Advances in natural language processing and text mining provide a powerful approach to understanding trending themes in the health care management literature.
The aim of this study was to introduce machine learning, particularly text mining and natural language processing, as a viable approach to summarizing a subset of health care management research. The secondary aim of the study was to display the major foci of health care management research and to summarize the literature’s evolution trends over a 20-year period.
Article abstracts (N = 2,813), from six health care management journals published from 1998 through 2018 were evaluated through latent semantic analysis, topic analysis, and multiple correspondence analysis.

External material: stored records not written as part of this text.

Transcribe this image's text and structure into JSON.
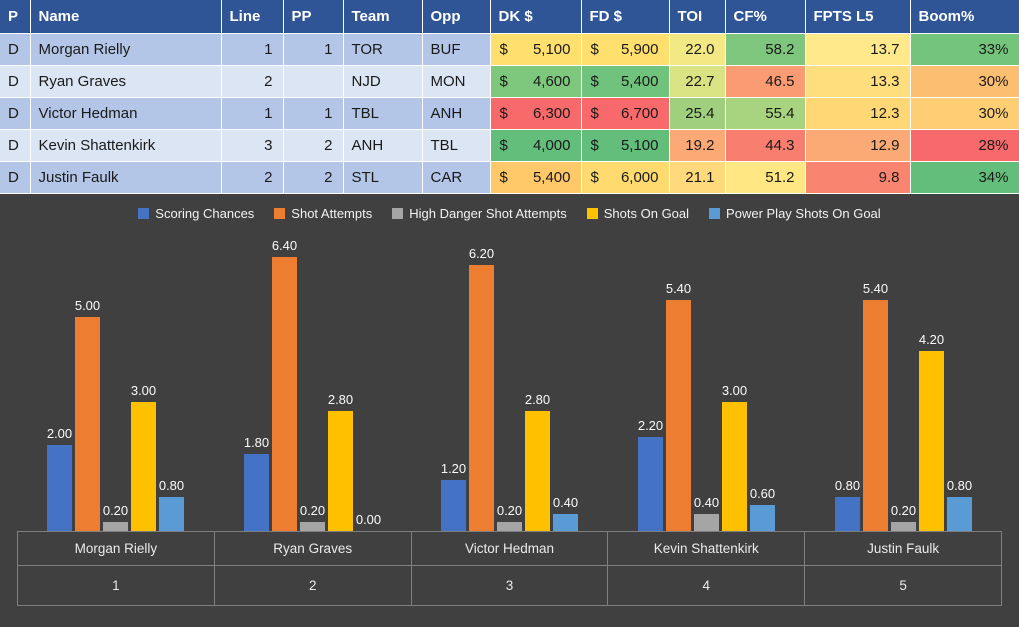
{
  "table": {
    "columns": [
      {
        "label": "P",
        "align": "left"
      },
      {
        "label": "Name",
        "align": "left"
      },
      {
        "label": "Line",
        "align": "right"
      },
      {
        "label": "PP",
        "align": "right"
      },
      {
        "label": "Team",
        "align": "left"
      },
      {
        "label": "Opp",
        "align": "left"
      },
      {
        "label": "DK $",
        "align": "money"
      },
      {
        "label": "FD $",
        "align": "money"
      },
      {
        "label": "TOI",
        "align": "right"
      },
      {
        "label": "CF%",
        "align": "right"
      },
      {
        "label": "FPTS L5",
        "align": "right"
      },
      {
        "label": "Boom%",
        "align": "right"
      }
    ],
    "theme": {
      "header_bg": "#2F5597",
      "header_text": "#FFFFFF",
      "band_odd": "#B4C6E7",
      "band_even": "#DCE5F4",
      "cell_text": "#1A1A1A"
    },
    "rows": [
      {
        "band": "odd",
        "cells": [
          {
            "t": "D"
          },
          {
            "t": "Morgan Rielly"
          },
          {
            "t": "1"
          },
          {
            "t": "1"
          },
          {
            "t": "TOR"
          },
          {
            "t": "BUF"
          },
          {
            "cur": "$",
            "t": "5,100",
            "bg": "#FFE06E"
          },
          {
            "cur": "$",
            "t": "5,900",
            "bg": "#FFDF6E"
          },
          {
            "t": "22.0",
            "bg": "#F3E984"
          },
          {
            "t": "58.2",
            "bg": "#7EC67D"
          },
          {
            "t": "13.7",
            "bg": "#FFE98A"
          },
          {
            "t": "33%",
            "bg": "#74C47C"
          }
        ]
      },
      {
        "band": "even",
        "cells": [
          {
            "t": "D"
          },
          {
            "t": "Ryan Graves"
          },
          {
            "t": "2"
          },
          {
            "t": ""
          },
          {
            "t": "NJD"
          },
          {
            "t": "MON"
          },
          {
            "cur": "$",
            "t": "4,600",
            "bg": "#7EC87D"
          },
          {
            "cur": "$",
            "t": "5,400",
            "bg": "#70C37C"
          },
          {
            "t": "22.7",
            "bg": "#D9E383"
          },
          {
            "t": "46.5",
            "bg": "#FB9B74"
          },
          {
            "t": "13.3",
            "bg": "#FFDE7E"
          },
          {
            "t": "30%",
            "bg": "#FCBF72"
          }
        ]
      },
      {
        "band": "odd",
        "cells": [
          {
            "t": "D"
          },
          {
            "t": "Victor Hedman"
          },
          {
            "t": "1"
          },
          {
            "t": "1"
          },
          {
            "t": "TBL"
          },
          {
            "t": "ANH"
          },
          {
            "cur": "$",
            "t": "6,300",
            "bg": "#F8696B"
          },
          {
            "cur": "$",
            "t": "6,700",
            "bg": "#F8696B"
          },
          {
            "t": "25.4",
            "bg": "#A0D07E"
          },
          {
            "t": "55.4",
            "bg": "#A8D47F"
          },
          {
            "t": "12.3",
            "bg": "#FFD875"
          },
          {
            "t": "30%",
            "bg": "#FECE74"
          }
        ]
      },
      {
        "band": "even",
        "cells": [
          {
            "t": "D"
          },
          {
            "t": "Kevin Shattenkirk"
          },
          {
            "t": "3"
          },
          {
            "t": "2"
          },
          {
            "t": "ANH"
          },
          {
            "t": "TBL"
          },
          {
            "cur": "$",
            "t": "4,000",
            "bg": "#63BE7B"
          },
          {
            "cur": "$",
            "t": "5,100",
            "bg": "#63BE7B"
          },
          {
            "t": "19.2",
            "bg": "#FCA976"
          },
          {
            "t": "44.3",
            "bg": "#F87E6F"
          },
          {
            "t": "12.9",
            "bg": "#FBAA75"
          },
          {
            "t": "28%",
            "bg": "#F8696B"
          }
        ]
      },
      {
        "band": "odd",
        "cells": [
          {
            "t": "D"
          },
          {
            "t": "Justin Faulk"
          },
          {
            "t": "2"
          },
          {
            "t": "2"
          },
          {
            "t": "STL"
          },
          {
            "t": "CAR"
          },
          {
            "cur": "$",
            "t": "5,400",
            "bg": "#FFC869"
          },
          {
            "cur": "$",
            "t": "6,000",
            "bg": "#FFDA6E"
          },
          {
            "t": "21.1",
            "bg": "#FFD97C"
          },
          {
            "t": "51.2",
            "bg": "#FFE884"
          },
          {
            "t": "9.8",
            "bg": "#F98570"
          },
          {
            "t": "34%",
            "bg": "#63BE7B"
          }
        ]
      }
    ]
  },
  "chart_data": {
    "type": "bar",
    "title": "",
    "categories": [
      "Morgan Rielly",
      "Ryan Graves",
      "Victor Hedman",
      "Kevin Shattenkirk",
      "Justin Faulk"
    ],
    "category_index_labels": [
      "1",
      "2",
      "3",
      "4",
      "5"
    ],
    "series": [
      {
        "name": "Scoring Chances",
        "color": "#4472C4",
        "values": [
          2.0,
          1.8,
          1.2,
          2.2,
          0.8
        ]
      },
      {
        "name": "Shot Attempts",
        "color": "#ED7D31",
        "values": [
          5.0,
          6.4,
          6.2,
          5.4,
          5.4
        ]
      },
      {
        "name": "High Danger Shot Attempts",
        "color": "#A5A5A5",
        "values": [
          0.2,
          0.2,
          0.2,
          0.4,
          0.2
        ]
      },
      {
        "name": "Shots On Goal",
        "color": "#FFC000",
        "values": [
          3.0,
          2.8,
          2.8,
          3.0,
          4.2
        ]
      },
      {
        "name": "Power Play Shots On Goal",
        "color": "#5B9BD5",
        "values": [
          0.8,
          0.0,
          0.4,
          0.6,
          0.8
        ]
      }
    ],
    "ylim": [
      0,
      7
    ],
    "data_labels": true,
    "data_label_decimals": 2,
    "legend_position": "top",
    "gridlines": false,
    "background": "#404040",
    "label_color": "#FAFAFA",
    "axis_line_color": "#7F7F7F"
  }
}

Using latent semantic analysis and topic analysis on 2,813 abstracts revealed eight distinct topics. Of the eight, three leadership and transformation, workforce well-being, and delivery of care issues were up-trending, whereas organizational performance, patient-centeredness, technology and innovation, and managerial issues and gender concerns exhibited downward trending. Finance exhibited peaks and troughs throughout the study period. Four journals, Frontiers of Health Services Management, Journal of Healthcare Management, Health Care Management Review, and Advances in Health Care Management, exhibited strong associations with finance, organizational performance, technology and innovation, managerial issues and gender concerns, and workforce well-being. The Journal of Health Management and the Journal of Health Organization and Management were more distant from the other journals and topics, except for delivery of care, and leadership and transformation.
There was a close association of journals and research topics, and research topics evolved with changes in the health care environment.
As scholars develop research agendas, focus should be on topics important to health care management practitioners for better informed decision-making.